After November it will stabilize in the range of 4.5% to 5% through April 2017, according to Moody’s April Default Report.
“We expect the oil price slump to continue to place upward pressure on corporate defaults,” said Sharon Ou, Moody’s senior credit officer. “Nonetheless, high-yield spreads have tightened noticeably in the past two months, signalling that the default rate could taper off next year.”
In the US, the default rate is expected to climb to 6.2% by the end of the year, but the slow pace of defaults in Europe is likely to act as a damper on the global default rate overall, said Ou.
The European speculative-grade default rate, which has been low since 2011, is expected to stay below 3% over the next twelve months. The 12-month European high-yield default rate decreased to 2.5% in April, from 2.7% in the prior month.

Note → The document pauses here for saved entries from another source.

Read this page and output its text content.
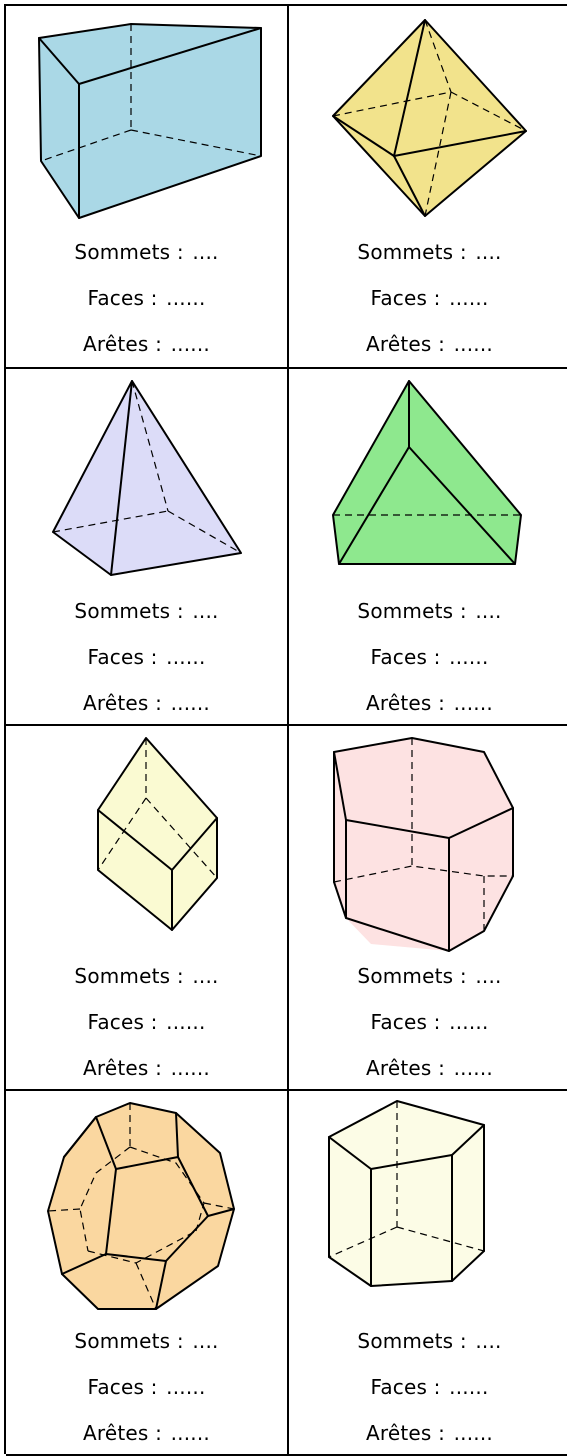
Sommets : ....
Faces : ......
Arêtes : ......
Sommets : ....
Faces : ......
Arêtes : ......
Sommets : ....
Faces : ......
Arêtes : ......
Sommets : ....
Faces : ......
Arêtes : ......
Sommets : ....
Faces : ......
Arêtes : ......
Sommets : ....
Faces : ......
Arêtes : ......
Sommets : ....
Faces : ......
Arêtes : ......
Sommets : ....
Faces : ......
Arêtes : ......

According to Moody’s, continued stress from low oil and gas prices will see high default rates in the commodities sectors in 2016, with US default rates rising to 11.5% for Moody’s-rated metals & mining companies, and to 10.3% for oil & gas companies.
Out of the 46 defaults recorded globally in the first four months of 2016, 18 were in the oil & gas sector and nine in metals & mining. From January through April last year, there were only 29 defaults.
Moody’s-rated issuers that defaulted last month include Peabody Energy Corporation and Energy XXI Gulf Coast, that both filed for bankruptcy. “If defaults continue at the current pace for the remainder of the year, the default count for 2016 will come in at 138,” commented Ou.